On 28 November 2018, the UK Government published draft secondary legislation changing UK intellectual property law relating to exhaustion of IP rights to deal with Brexit. The aim is to ensure that the doctrine of EEA-wide exhaustion continues to apply in the UK post-Brexit, irrespective of whether there is a deal or a no-deal Brexit.

What is exhaustion?

As summarised in the explanatory memorandum, the exhaustion rule prevents the holder of an intellectual property right from using that right to stop the importation of a product into an EU country where it has been lawfully placed on the market in another country in the European Economic Area (EEA). In other words, an IP holder cannot use its IP rights to prevent parallel import (sometimes called grey imports) of goods from within the EEA. Unless the law is changed, this will not apply after Brexit, because the UK will no longer be part of the EEA. The proposed legislation seeks to change this so that exhaustion still applies to any goods brought into the UK, provided they have been placed on an EEA market with the IP owner’s consent. This will apply irrespective of whether there is a Brexit deal or not, and it is intended that this comes into effect on Brexit-day, if approved by Parliament.

In other words it keeps the status quo. Or does it?
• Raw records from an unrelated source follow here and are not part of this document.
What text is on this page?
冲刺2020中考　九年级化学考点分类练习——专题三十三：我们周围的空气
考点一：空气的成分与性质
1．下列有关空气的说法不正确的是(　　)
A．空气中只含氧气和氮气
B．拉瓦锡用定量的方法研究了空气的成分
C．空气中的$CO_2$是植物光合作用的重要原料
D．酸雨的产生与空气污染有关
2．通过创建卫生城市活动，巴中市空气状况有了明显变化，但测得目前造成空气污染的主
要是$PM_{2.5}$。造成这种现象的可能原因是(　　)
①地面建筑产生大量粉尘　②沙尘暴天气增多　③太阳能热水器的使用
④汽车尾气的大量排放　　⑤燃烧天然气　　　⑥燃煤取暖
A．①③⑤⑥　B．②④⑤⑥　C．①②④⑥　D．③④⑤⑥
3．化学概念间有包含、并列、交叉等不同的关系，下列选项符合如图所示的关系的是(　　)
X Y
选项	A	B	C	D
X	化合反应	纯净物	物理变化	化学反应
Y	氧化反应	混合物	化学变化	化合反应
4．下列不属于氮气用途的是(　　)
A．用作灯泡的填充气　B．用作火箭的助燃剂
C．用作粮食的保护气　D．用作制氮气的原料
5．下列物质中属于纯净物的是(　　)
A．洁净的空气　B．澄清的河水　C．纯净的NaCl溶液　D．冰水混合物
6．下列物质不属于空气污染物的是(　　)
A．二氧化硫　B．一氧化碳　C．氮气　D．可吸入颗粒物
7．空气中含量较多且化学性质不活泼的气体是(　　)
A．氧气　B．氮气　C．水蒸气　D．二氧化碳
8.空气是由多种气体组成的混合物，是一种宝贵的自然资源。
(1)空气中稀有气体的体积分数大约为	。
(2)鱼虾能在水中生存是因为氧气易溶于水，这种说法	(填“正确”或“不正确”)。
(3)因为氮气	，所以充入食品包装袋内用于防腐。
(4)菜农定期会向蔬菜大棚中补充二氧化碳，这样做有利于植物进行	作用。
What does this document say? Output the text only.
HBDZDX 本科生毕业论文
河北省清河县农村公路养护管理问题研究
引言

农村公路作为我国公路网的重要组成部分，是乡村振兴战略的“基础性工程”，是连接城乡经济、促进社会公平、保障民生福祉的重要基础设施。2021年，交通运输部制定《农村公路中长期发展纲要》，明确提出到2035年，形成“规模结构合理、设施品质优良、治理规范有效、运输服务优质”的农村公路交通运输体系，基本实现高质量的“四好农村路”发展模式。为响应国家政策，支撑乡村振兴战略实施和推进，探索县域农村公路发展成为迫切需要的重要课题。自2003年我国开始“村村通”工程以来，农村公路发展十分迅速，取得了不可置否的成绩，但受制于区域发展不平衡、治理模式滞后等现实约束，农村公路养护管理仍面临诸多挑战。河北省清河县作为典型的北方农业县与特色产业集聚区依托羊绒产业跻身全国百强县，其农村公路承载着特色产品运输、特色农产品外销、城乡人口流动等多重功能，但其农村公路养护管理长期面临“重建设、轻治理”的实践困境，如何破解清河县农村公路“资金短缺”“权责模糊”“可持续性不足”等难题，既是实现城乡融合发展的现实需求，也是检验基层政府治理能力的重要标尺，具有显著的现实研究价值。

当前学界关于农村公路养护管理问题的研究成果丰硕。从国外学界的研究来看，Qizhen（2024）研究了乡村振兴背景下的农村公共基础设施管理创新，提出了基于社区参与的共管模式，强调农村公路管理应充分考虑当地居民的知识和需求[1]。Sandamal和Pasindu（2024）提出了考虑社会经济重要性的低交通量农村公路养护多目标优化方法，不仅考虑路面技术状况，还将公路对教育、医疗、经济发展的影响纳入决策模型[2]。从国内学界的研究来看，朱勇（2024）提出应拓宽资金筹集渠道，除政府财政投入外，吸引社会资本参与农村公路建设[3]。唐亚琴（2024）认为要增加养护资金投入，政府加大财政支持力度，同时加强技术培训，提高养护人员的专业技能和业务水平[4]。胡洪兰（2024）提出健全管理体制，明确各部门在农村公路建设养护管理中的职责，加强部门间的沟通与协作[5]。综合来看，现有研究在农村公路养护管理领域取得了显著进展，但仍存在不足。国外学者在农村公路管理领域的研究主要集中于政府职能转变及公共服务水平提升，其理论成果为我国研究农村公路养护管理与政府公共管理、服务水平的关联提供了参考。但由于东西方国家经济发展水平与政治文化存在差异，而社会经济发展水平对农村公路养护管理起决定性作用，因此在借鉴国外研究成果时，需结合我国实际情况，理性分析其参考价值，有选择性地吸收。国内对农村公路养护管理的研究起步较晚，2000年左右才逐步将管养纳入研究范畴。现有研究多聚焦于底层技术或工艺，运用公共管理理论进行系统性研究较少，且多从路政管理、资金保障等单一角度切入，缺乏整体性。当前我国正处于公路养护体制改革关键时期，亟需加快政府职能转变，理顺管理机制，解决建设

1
The draft legislation does not, and cannot, provide that the same will also apply in the EEA. Unless the EU makes analogous changes, an IP owner will (as of Brexit-day) be able to use its EEA IP to stop the importation into the EEA of goods which were placed on the market in the UK. If there is a no-deal Brexit, this could mean that an IP holder could prevent parallel imports of UK goods into the EEA.

What about the regulatory position?

As mentioned in an earlier blog, the MHRA’s guidance on no-deal Brexit follows a similar line, as the MHRA has said it will ensure that parallel imports of goods, including pharmaceuticals, can continue from the EU/EEA.